Abstract

Early detection of Alzheimer's disease (AD) is essential for developing effective treatments. Neuroimaging techniques like Magnetic Resonance Imaging (MRI) have the potential to detect brain changes before symptoms emerge. Structural MRI can detect atrophy related to AD, but it is possible that functional changes are observed even earlier. We therefore examined the potential of Magnetoencephalography (MEG) to detect differences in functional brain activity in people with Mild Cognitive Impairment (MCI) – a state at risk of early AD. We introduce a framework for multimodal combination to ask whether MEG data from a resting-state provides complementary information beyond structural MRI data in the classification of MCI versus controls.
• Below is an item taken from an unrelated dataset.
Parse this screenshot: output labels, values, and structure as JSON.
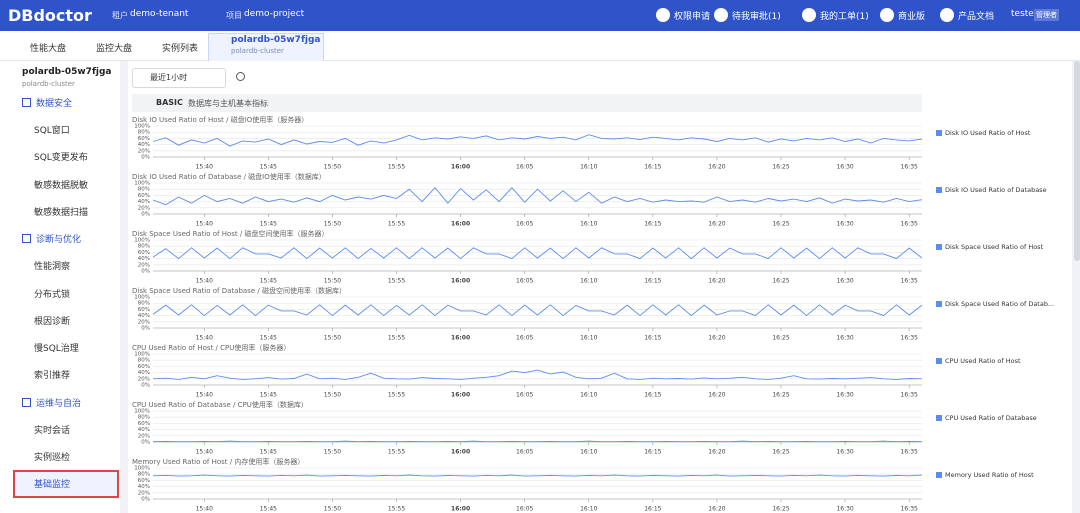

More specifically, we used multi-kernel learning of support vector machines to classify 163 MCI cases versus 144 healthy elderly controls from the BioFIND dataset. When using the covariance of planar gradiometer data in the low Gamma range (30–48 Hz), we found that adding a MEG kernel improved classification accuracy above kernels that captured several potential confounds (e.g., age, education, time-of-day, head motion). However, accuracy using MEG alone (68%) was worse than MRI alone (71%). When simply concatenating (normalized) features from MEG and MRI into one kernel (Early combination), there was no advantage of combining MEG with MRI versus MRI alone. When combining kernels of modality-specific features (Intermediate combination), there was an improvement in multimodal classification to 74%. The biggest multimodal improvement however occurred when we combined kernels from the predictions of modality-specific classifiers (Late combination), which achieved 77% accuracy (a reliable improvement in terms of permutation testing). We also explored other MEG features, such as the variance versus covariance of magnetometer versus planar gradiometer data within each of 6 frequency bands (delta, theta, alpha, beta, low gamma, or high gamma), and found that they generally provided complementary information for classification above MRI. We conclude that MEG can improve on the MRI-based classification of MCI.